Hi All,
I am working on a few genomic regions of interest and have their quantile normalized M values of all the probes lying in that particular region. The data is obtained from Agilent 244k CpG island array. The average distance between the each probes is 100 bases.

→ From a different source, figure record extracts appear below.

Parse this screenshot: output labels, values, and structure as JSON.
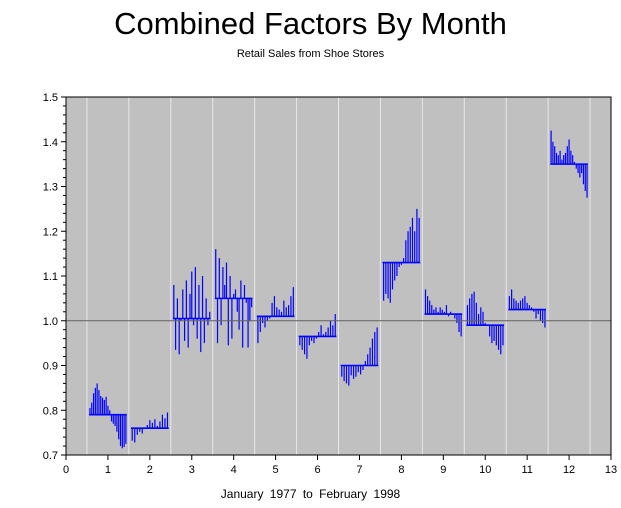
{
  "chart_data": {
    "type": "bar",
    "title": "Combined Factors By Month",
    "subtitle": "Retail Sales from Shoe Stores",
    "xlabel": "January 1977  to  February 1998",
    "ylabel": "",
    "xlim": [
      0,
      13
    ],
    "ylim": [
      0.7,
      1.5
    ],
    "x_ticks": [
      "0",
      "1",
      "2",
      "3",
      "4",
      "5",
      "6",
      "7",
      "8",
      "9",
      "10",
      "11",
      "12",
      "13"
    ],
    "y_ticks": [
      "0.7",
      "0.8",
      "0.9",
      "1.0",
      "1.1",
      "1.2",
      "1.3",
      "1.4",
      "1.5"
    ],
    "reference_line": 1.0,
    "grid": "vertical",
    "colors": {
      "plot_background": "#c0c0c0",
      "bars": "#0000ff",
      "grid": "#e8e8e8",
      "reference": "#606060"
    },
    "series": [
      {
        "month": 1,
        "mean": 0.79,
        "values": [
          0.805,
          0.817,
          0.838,
          0.85,
          0.86,
          0.845,
          0.832,
          0.828,
          0.823,
          0.83,
          0.81,
          0.8,
          0.775,
          0.77,
          0.765,
          0.752,
          0.735,
          0.72,
          0.715,
          0.718,
          0.725
        ]
      },
      {
        "month": 2,
        "mean": 0.76,
        "values": [
          0.732,
          0.728,
          0.745,
          0.752,
          0.748,
          0.76,
          0.767,
          0.778,
          0.772,
          0.78,
          0.765,
          0.775,
          0.79,
          0.782,
          0.795
        ]
      },
      {
        "month": 3,
        "mean": 1.005,
        "values": [
          1.08,
          0.935,
          1.05,
          0.925,
          1.0,
          1.07,
          0.955,
          1.09,
          0.94,
          1.06,
          1.11,
          0.99,
          1.12,
          0.96,
          1.08,
          0.93,
          1.1,
          0.95,
          1.05,
          0.99,
          1.02
        ]
      },
      {
        "month": 4,
        "mean": 1.05,
        "values": [
          1.16,
          0.95,
          1.14,
          0.99,
          1.12,
          1.08,
          1.13,
          0.945,
          1.1,
          0.96,
          1.06,
          1.07,
          1.02,
          0.98,
          1.09,
          0.94,
          1.08,
          1.04,
          0.94,
          1.0,
          1.03
        ]
      },
      {
        "month": 5,
        "mean": 1.01,
        "values": [
          0.95,
          0.975,
          0.995,
          0.985,
          1.0,
          1.005,
          1.04,
          1.055,
          1.03,
          1.025,
          1.02,
          1.045,
          1.03,
          1.035,
          1.055,
          1.075
        ]
      },
      {
        "month": 6,
        "mean": 0.965,
        "values": [
          0.945,
          0.935,
          0.925,
          0.915,
          0.945,
          0.955,
          0.95,
          0.96,
          0.975,
          0.99,
          0.97,
          0.975,
          0.985,
          1.0,
          0.99,
          1.015
        ]
      },
      {
        "month": 7,
        "mean": 0.9,
        "values": [
          0.875,
          0.865,
          0.86,
          0.855,
          0.878,
          0.87,
          0.875,
          0.885,
          0.88,
          0.89,
          0.91,
          0.925,
          0.94,
          0.96,
          0.975,
          0.985
        ]
      },
      {
        "month": 8,
        "mean": 1.13,
        "values": [
          1.045,
          1.06,
          1.05,
          1.04,
          1.07,
          1.09,
          1.1,
          1.12,
          1.125,
          1.14,
          1.18,
          1.2,
          1.21,
          1.23,
          1.2,
          1.25,
          1.23
        ]
      },
      {
        "month": 9,
        "mean": 1.015,
        "values": [
          1.07,
          1.055,
          1.045,
          1.035,
          1.025,
          1.03,
          1.02,
          1.03,
          1.025,
          1.02,
          1.035,
          1.01,
          1.02,
          1.015,
          1.005,
          0.995,
          0.975,
          0.965
        ]
      },
      {
        "month": 10,
        "mean": 0.99,
        "values": [
          1.035,
          1.05,
          1.06,
          1.065,
          1.04,
          1.015,
          1.03,
          1.02,
          0.995,
          0.99,
          0.965,
          0.95,
          0.955,
          0.945,
          0.935,
          0.925,
          0.945
        ]
      },
      {
        "month": 11,
        "mean": 1.025,
        "values": [
          1.055,
          1.07,
          1.05,
          1.045,
          1.04,
          1.045,
          1.05,
          1.055,
          1.04,
          1.035,
          1.03,
          1.02,
          1.005,
          1.015,
          1.0,
          0.995,
          0.985
        ]
      },
      {
        "month": 12,
        "mean": 1.35,
        "values": [
          1.425,
          1.4,
          1.39,
          1.375,
          1.37,
          1.38,
          1.36,
          1.37,
          1.375,
          1.39,
          1.405,
          1.38,
          1.37,
          1.355,
          1.34,
          1.33,
          1.32,
          1.33,
          1.305,
          1.29,
          1.275
        ]
      }
    ]
  }
}
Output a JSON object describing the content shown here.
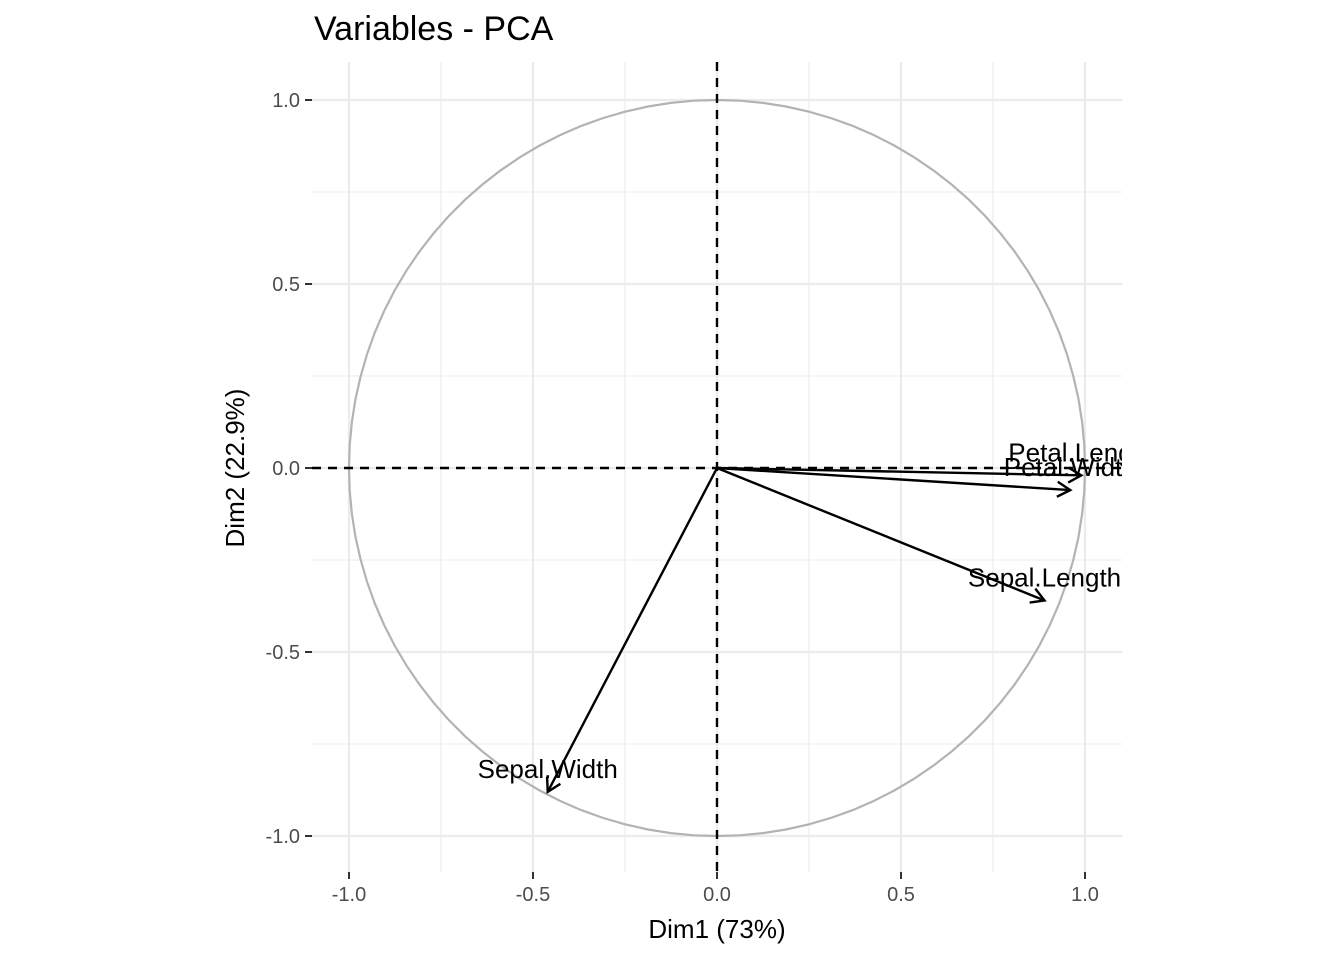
{
  "chart_data": {
    "type": "scatter",
    "title": "Variables - PCA",
    "xlabel": "Dim1 (73%)",
    "ylabel": "Dim2 (22.9%)",
    "xlim": [
      -1.1,
      1.1
    ],
    "ylim": [
      -1.1,
      1.1
    ],
    "x_ticks": [
      -1.0,
      -0.5,
      0.0,
      0.5,
      1.0
    ],
    "y_ticks": [
      -1.0,
      -0.5,
      0.0,
      0.5,
      1.0
    ],
    "x_tick_labels": [
      "-1.0",
      "-0.5",
      "0.0",
      "0.5",
      "1.0"
    ],
    "y_tick_labels": [
      "-1.0",
      "-0.5",
      "0.0",
      "0.5",
      "1.0"
    ],
    "grid": true,
    "correlation_circle": true,
    "zero_lines": "dashed",
    "variables": [
      {
        "name": "Sepal.Length",
        "x": 0.89,
        "y": -0.36
      },
      {
        "name": "Sepal.Width",
        "x": -0.46,
        "y": -0.88
      },
      {
        "name": "Petal.Length",
        "x": 0.99,
        "y": -0.02
      },
      {
        "name": "Petal.Width",
        "x": 0.96,
        "y": -0.06
      }
    ],
    "colors": {
      "arrows": "#000000",
      "circle": "#b3b3b3",
      "grid": "#ebebeb",
      "tick_labels": "#4d4d4d"
    }
  }
}
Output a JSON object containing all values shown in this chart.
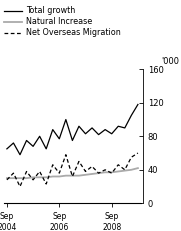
{
  "ylabel_right": "'000",
  "ylim": [
    0,
    160
  ],
  "yticks": [
    0,
    40,
    80,
    120,
    160
  ],
  "legend": [
    {
      "label": "Total growth",
      "color": "#000000",
      "linestyle": "solid",
      "linewidth": 0.9
    },
    {
      "label": "Natural Increase",
      "color": "#aaaaaa",
      "linestyle": "solid",
      "linewidth": 1.3
    },
    {
      "label": "Net Overseas Migration",
      "color": "#000000",
      "linestyle": "dashed",
      "linewidth": 0.9
    }
  ],
  "xtick_labels": [
    "Sep\n2004",
    "Sep\n2006",
    "Sep\n2008"
  ],
  "total_growth": [
    65,
    72,
    58,
    75,
    68,
    80,
    65,
    88,
    77,
    100,
    75,
    92,
    83,
    90,
    82,
    88,
    83,
    92,
    90,
    105,
    118
  ],
  "natural_increase": [
    30,
    30,
    30,
    30,
    31,
    31,
    31,
    32,
    32,
    33,
    33,
    33,
    34,
    35,
    36,
    37,
    37,
    38,
    39,
    40,
    42
  ],
  "net_overseas_migration": [
    28,
    36,
    20,
    38,
    28,
    38,
    23,
    46,
    36,
    58,
    32,
    50,
    38,
    44,
    36,
    40,
    36,
    46,
    40,
    55,
    60
  ],
  "background_color": "#ffffff",
  "n_points": 21
}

I am trying to extract statistically significant regions that takes into account the M values of neighboring probes. I have pasted sample dataset below
ProbeName sample1 sample2 sample3 sample4 sample5 sample6 sample7 sample8 sample9 sample10 chr start end
probe1 -0.532 -0.923 0.402 0.503 -0.322 0.315 0.250 -0.498 -0.178 -0.667 chr1 884379 884423
probe2 0.808 -0.550 -0.315 -1.159 -0.659 -0.255 -0.100 -1.198 -0.991 -0.686 chr1 886633 886677
probe3 0.593 0.783 0.741 0.113 0.428 0.540 0.689 1.119 0.184 0.268 chr1 886707 886751
probe4 1.378 0.695 0.312 1.710 1.284 -0.619 1.331 1.121 1.502 1.517 chr1 887101 887145
probe5 -0.089 0.559 0.636 0.165 1.225 0.416 0.426 -0.453 1.260 0.205 chr1 887255 887299
probe6 0.786 0.620 -0.267 0.214 -0.320 -0.419 0.290 -0.375 -0.419 -0.390 chr1 887342 887386
probe7 -0.533 -0.085 -0.118 -0.042 1.008 -0.171 -0.015 -0.567 -0.497 0.093 chr1 887488 887532
probe8 0.551 1.018 1.793 -0.094 0.407 1.319 1.840 0.429 2.430 0.585 chr1 887598 887642
probe9 0.064 0.772 -0.348 -0.602 0.544 -0.841 -0.082 -1.362 -1.147 -0.627 chr1 887830 887874
probe10 -0.334 0.258 0.128 0.674 0.848 0.142 0.402 0.517 0.522 0.629 chr1 888033 888077
Is there any pre-existing tool or script that uses a sliding window approach and calculates the significance of the probes as well as the regions in question for a custom region?
Thank you
A test for significance? What are the null- and alternative hypothesis?
The coverage of probes on Agilent 244K CpG island array can be binned according to CpG Island. The experiment performed here is based on MeDIP experiment where in, the average fragment size varies from 100 - 800bp covering more or less 4 - 5 probes. Hence, I was wondering if by providing a definite window size would it possible to find statistically significant enriched regions, whose M-values are positive in that region for given group or set of arrays? The null hypothesis here was the extent of methylation is equal to the M values of the particular probe in question. But, I was not sure what statistics to apply and how.
Looks like les package as suggested by ff.cc.cc is able to do what is necessary.
Sliding windows are not independent this causes a serious problem.